A $20.5 million residence hall renovation is about to begin at Indiana State University, and it is the fourth and final phase of the Sycamore Towers project.
On Friday, ISU trustees authorized Diann McKee, senior vice president of finance, to secure financing for the renovation of Rhoads Hall, with $16.4 million, or 80 percent, to come from issuance of long-term debt, and $4.1 million to come from cash reserves in the housing and dining system.
Hannig Construction was low bidder for the project, expected to begin later this month; it is slated to be ready for occupancy in August 2018. All state approvals have been secured, with the final plan of financing subject to approval of the Indiana Finance Authority and state budget director.
For the bond issue, “We hope to be in the market in early June” and close by the end of June, McKee said.
The first renovation phase of the Sycamore Towers complex, which dates back to the 1960s, was Mills Hall, which reopened in 2015. Blumberg Hall was completed last fall, and Cromwell is set to reopen fall 2017.
In total, the Sycamore Towers renovation project of the four residence halls will have cost about $80 million, which includes equipping, furnishing, architectural-engineering fees and construction, McKee said.
In other financial matters, trustees approved changes to its agreement with Sodexo, which has been ISU’s food service provider since 1989. The current agreement, which dates back to 2011, extended through 2021; the new agreement extends through 2031.
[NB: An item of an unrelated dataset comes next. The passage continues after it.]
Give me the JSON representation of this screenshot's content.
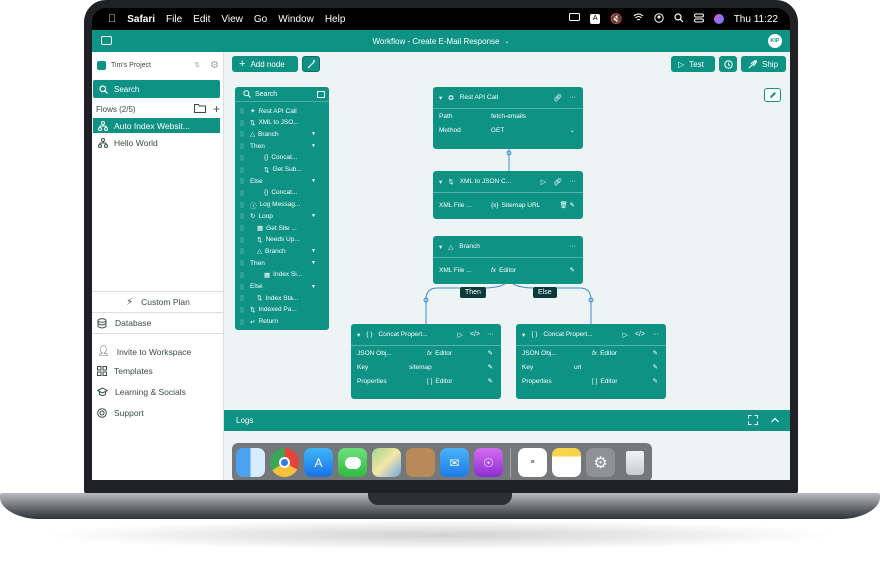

In return, Sodexo has agreed to contribute $5 million toward renovation of the Sycamore Dining Facility, which is in the center of Sycamore Towers. In addition, over the life of the contract extension, Sodexo would provide an additional $8.2 million as part of an “annual renovation fund” that would be available for other Commons [union] upgrades or replacement of capital equipment.
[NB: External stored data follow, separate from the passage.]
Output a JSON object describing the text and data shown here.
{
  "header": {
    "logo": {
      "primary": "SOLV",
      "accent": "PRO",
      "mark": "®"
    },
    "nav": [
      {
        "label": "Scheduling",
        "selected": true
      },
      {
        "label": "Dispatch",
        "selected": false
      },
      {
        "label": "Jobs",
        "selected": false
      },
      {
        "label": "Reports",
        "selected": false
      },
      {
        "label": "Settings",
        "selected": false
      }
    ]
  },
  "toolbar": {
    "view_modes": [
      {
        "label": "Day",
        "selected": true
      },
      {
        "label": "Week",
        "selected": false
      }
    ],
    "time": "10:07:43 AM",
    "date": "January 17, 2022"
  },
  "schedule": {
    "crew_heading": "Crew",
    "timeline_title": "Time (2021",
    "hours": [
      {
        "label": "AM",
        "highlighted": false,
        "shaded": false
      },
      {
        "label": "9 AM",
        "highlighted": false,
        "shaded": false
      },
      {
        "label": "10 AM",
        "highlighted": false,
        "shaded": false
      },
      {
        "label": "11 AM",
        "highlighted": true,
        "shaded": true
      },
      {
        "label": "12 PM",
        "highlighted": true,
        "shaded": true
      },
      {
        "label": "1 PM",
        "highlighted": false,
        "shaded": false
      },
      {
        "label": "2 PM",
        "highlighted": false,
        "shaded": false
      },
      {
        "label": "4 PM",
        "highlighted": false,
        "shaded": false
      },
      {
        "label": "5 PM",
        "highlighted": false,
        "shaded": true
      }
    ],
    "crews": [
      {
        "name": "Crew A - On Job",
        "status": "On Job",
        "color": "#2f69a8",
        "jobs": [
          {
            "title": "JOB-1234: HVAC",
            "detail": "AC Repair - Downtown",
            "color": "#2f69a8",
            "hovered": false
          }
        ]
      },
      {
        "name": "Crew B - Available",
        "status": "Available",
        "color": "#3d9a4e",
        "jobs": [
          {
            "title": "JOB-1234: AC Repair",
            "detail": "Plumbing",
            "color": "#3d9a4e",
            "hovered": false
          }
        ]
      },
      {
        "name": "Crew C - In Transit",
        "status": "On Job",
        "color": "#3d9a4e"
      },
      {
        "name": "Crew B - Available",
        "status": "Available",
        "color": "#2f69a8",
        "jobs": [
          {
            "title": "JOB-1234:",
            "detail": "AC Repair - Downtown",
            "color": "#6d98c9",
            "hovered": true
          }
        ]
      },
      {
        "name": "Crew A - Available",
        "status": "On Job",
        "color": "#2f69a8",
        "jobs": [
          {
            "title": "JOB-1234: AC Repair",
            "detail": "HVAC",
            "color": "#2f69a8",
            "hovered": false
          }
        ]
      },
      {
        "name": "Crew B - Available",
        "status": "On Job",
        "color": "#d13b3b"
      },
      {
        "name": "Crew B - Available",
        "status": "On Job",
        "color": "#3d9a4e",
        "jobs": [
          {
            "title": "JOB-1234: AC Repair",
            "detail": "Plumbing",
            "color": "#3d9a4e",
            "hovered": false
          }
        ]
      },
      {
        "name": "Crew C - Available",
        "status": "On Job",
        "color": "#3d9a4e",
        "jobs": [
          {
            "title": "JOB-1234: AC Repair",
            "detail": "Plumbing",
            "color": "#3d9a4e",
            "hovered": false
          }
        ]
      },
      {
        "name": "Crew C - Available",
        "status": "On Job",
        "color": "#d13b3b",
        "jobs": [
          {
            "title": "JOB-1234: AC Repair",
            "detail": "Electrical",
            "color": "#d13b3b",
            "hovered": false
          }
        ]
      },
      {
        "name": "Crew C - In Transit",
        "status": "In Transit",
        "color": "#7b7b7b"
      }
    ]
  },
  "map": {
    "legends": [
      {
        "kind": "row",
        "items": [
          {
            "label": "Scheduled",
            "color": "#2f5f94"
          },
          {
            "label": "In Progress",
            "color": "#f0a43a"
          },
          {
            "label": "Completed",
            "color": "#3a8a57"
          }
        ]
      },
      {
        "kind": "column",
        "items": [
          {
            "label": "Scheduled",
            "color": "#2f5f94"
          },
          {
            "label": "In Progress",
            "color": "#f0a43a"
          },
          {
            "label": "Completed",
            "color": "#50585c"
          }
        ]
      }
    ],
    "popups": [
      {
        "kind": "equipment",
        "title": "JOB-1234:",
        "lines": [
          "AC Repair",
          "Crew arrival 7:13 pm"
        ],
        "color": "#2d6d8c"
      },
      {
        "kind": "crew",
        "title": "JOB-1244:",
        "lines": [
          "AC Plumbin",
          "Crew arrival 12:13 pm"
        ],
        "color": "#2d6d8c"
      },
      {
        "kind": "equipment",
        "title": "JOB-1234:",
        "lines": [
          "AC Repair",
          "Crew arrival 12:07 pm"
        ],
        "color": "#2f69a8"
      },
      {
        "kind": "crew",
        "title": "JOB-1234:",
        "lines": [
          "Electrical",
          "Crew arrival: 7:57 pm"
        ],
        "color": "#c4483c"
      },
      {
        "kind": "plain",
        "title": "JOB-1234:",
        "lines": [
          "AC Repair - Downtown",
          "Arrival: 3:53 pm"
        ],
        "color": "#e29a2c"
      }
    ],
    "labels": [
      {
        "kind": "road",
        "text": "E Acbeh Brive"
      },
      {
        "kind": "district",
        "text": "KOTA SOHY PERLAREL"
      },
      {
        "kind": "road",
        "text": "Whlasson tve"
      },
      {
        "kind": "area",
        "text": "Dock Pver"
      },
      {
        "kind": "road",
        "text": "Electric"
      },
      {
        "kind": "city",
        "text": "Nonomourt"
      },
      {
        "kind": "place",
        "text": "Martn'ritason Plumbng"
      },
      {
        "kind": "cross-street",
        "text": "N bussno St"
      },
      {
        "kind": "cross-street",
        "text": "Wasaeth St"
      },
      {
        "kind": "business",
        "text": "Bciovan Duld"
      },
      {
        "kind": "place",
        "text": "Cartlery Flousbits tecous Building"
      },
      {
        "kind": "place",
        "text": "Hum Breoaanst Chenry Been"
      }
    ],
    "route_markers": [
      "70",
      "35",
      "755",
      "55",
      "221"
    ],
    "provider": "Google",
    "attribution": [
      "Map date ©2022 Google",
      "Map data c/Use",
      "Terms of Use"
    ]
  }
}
“There are a limited number of vendors who have the financial capacity to provide this level of capital investment,” McKee said, and the university recommended it as the best option for the university.
In a presentation, Brian Points of Thomas P. Miller and Associates presented preliminary findings of an analysis on ISU’s economic impact, both for the state and ISU service area that includes five Indiana counties and two Illinois counties.
Points, the firm’s director of research, said that statewide, “ISU is responsible for over 4,500 jobs created due to the activities of the institution. That translates into $172 million in earnings for citizens of the state.” Total economic impact [output] is estimated at $411 million, he said.
In the ISU service area, more than 3,600 jobs are created or supported, generating $143 million in earnings; the total economic impact [output] is $334 million, he said.
The university “is a significant pillar of economic development and economic growth,” Points said.